Prosecutors tried to portray Woodward as a teenager with a visa to party and an “aspiring little actress” more interested in attending at least 20 performances of the Broadway musical “Rent” than in taking care of a colicky baby and his brother, who is now 3.

Middlesex Assistant District Attorney Gerard T. Leone contended that Woodward shook Matthew on the afternoon of Feb. 4 and then slammed his head against a hard surface to stop his incessant crying. Matthew lapsed into a coma and died five days later at Children’s Hospital in Boston as a result of a fractured skull and internal bleeding.

However, the defense team, paid for by EF Au Pair and led by former Simpson attorney Scheck, depicted Woodward as a young woman who balked at curfews and had broken house rules by talking on the phone more than five minutes each day but who was an innocent girl who loved children and would never do anything to harm her young charges.

When she testified, Woodward denied that she had forcibly shaken Matthew or thrown him to the ground out of frustration with his crying and her long working hours. She said Matthew frequently toppled over and may have struck his head when he stumbled near the steps of his play room a day before falling unconscious.

But Assistant District Attorney Martha Coakley said tonight there was no question that Matthew’s injuries had been inflicted and were no accident. Jurors had to sift through 116 exhibits and the statements of 37 witnesses ranging from neurosurgeons to forensic pathologists. They twice asked for excerpts from testimony that dealt with whether the baby’s head wound was old or new.

“The jury was able to see through the medical evidence that this child was harmed,” Coakley said.
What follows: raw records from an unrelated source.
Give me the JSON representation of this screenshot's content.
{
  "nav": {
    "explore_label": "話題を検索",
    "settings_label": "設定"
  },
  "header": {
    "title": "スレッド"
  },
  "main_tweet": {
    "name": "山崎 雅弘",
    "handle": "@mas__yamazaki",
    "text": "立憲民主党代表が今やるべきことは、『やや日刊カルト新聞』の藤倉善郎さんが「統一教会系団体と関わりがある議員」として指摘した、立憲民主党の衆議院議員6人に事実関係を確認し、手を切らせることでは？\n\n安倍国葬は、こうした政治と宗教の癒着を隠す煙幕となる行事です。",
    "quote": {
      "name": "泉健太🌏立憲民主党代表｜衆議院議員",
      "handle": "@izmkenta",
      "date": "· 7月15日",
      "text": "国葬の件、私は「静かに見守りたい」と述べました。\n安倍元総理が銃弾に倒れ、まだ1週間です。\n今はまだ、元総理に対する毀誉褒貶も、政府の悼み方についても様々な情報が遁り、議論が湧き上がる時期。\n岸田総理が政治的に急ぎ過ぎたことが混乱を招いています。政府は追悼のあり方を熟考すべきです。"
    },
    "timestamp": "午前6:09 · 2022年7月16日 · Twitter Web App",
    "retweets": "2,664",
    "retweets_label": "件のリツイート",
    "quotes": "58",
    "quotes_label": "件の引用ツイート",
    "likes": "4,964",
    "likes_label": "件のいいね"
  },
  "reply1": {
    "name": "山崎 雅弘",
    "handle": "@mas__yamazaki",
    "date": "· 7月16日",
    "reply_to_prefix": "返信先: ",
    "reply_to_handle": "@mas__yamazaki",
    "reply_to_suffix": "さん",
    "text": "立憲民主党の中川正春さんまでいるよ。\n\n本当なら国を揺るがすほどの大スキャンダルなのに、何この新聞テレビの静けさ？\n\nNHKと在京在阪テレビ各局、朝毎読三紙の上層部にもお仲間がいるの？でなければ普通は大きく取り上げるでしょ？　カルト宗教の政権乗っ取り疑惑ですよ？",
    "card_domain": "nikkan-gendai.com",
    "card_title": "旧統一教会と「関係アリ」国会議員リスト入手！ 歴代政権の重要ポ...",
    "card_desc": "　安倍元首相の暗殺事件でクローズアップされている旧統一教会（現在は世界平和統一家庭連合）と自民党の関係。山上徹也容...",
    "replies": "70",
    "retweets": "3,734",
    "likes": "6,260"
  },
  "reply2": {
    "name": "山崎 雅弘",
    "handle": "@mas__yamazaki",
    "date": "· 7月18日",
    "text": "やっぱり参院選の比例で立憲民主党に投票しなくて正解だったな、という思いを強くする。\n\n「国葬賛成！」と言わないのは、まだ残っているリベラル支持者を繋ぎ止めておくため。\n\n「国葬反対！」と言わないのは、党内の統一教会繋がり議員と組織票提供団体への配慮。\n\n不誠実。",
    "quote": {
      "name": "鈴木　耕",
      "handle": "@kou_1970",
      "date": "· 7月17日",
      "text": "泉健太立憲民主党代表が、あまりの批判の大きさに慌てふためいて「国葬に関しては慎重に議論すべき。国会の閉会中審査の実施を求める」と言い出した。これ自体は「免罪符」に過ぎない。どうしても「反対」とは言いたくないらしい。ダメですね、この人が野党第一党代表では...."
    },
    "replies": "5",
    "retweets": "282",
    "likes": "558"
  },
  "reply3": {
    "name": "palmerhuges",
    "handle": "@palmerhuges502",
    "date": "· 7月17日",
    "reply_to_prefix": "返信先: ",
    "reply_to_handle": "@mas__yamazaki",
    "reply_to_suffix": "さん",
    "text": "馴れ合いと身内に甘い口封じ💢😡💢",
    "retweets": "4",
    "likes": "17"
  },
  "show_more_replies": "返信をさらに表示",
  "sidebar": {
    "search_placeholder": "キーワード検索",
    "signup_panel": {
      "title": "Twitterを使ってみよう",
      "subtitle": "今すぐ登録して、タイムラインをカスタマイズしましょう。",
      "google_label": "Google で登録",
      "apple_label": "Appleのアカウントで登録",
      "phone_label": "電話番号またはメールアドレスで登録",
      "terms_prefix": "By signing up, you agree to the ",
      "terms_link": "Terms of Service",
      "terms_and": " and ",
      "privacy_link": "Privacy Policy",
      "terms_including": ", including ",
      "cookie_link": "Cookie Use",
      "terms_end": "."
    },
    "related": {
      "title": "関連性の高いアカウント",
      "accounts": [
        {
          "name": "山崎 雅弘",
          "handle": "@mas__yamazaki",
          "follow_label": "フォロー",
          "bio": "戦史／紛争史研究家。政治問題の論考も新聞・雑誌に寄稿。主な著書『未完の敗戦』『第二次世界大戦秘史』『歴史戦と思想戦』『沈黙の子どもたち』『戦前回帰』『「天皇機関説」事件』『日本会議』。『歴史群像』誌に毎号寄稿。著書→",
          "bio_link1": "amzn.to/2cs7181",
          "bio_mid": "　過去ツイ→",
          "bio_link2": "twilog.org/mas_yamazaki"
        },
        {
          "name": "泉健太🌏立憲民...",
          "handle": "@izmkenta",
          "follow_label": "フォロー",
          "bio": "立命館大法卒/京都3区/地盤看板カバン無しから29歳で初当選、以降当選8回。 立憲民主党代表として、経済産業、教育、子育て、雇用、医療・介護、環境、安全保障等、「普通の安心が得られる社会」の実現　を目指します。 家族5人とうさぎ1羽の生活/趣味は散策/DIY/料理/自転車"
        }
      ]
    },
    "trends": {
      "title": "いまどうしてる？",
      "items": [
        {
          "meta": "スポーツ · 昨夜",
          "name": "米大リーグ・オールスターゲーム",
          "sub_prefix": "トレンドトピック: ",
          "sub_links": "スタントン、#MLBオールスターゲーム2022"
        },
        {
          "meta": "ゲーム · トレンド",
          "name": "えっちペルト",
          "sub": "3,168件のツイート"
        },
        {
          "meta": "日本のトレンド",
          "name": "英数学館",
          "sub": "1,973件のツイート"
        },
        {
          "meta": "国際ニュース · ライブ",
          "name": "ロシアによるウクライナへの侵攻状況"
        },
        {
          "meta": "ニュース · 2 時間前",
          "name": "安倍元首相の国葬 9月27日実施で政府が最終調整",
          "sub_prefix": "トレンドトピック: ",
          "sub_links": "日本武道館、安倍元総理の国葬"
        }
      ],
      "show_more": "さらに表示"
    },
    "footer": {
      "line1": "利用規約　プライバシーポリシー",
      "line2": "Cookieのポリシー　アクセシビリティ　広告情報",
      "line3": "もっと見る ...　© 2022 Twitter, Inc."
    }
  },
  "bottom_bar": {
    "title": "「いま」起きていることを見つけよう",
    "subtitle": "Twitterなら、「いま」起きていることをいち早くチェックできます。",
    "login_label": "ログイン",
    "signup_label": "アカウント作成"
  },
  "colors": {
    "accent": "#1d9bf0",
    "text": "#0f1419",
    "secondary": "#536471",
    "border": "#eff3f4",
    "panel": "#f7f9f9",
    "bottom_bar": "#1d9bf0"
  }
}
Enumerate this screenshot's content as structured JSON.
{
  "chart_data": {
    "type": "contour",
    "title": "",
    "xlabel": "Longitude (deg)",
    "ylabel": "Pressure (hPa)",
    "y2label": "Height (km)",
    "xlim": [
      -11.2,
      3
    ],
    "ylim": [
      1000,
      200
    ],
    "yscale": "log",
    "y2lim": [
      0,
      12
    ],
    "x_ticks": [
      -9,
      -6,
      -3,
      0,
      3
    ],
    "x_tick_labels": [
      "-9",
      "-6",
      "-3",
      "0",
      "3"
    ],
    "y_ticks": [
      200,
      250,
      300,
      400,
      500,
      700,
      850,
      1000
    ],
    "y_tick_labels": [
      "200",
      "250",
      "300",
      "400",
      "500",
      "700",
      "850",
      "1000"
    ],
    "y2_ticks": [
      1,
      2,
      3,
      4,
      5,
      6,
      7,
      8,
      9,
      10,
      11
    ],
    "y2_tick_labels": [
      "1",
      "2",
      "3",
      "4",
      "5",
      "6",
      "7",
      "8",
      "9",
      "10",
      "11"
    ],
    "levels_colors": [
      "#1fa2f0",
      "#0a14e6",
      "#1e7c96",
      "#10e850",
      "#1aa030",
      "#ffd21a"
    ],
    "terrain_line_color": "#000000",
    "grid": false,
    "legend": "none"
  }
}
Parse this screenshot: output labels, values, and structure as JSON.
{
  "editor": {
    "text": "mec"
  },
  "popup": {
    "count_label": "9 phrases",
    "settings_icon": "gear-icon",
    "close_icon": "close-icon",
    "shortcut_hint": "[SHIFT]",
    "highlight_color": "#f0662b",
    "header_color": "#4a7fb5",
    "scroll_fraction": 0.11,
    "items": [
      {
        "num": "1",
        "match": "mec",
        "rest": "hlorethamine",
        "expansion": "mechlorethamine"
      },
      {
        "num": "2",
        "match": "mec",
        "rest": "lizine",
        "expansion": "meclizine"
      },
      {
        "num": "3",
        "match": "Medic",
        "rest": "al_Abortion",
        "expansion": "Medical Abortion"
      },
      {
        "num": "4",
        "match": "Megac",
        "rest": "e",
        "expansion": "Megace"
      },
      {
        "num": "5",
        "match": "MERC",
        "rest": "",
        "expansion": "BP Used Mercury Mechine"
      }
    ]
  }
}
She added that Woodward had “maintained a denial of any kind of responsibility from the beginning.”

In Woodward’s home town of Elton, England, villagers who gathered in a pub at 3 a.m. to hear the verdict cried and screamed in disbelief.

“She’s incapable of an act of cruelty like that,” Hazel Mayamba-Kasongo told CNN. “This is unacceptable.”

“She was very quiet and very genuine,” Kate Hagan, 19 and Woodward’s best friend during their high school years, was quoted by the Associated Press as saying. “She could not have done this.”

A similar case nearly two years ago in Loudoun County, Va., involving a Dutch au pair charged with shaking to death a newborn ended in a mistrial.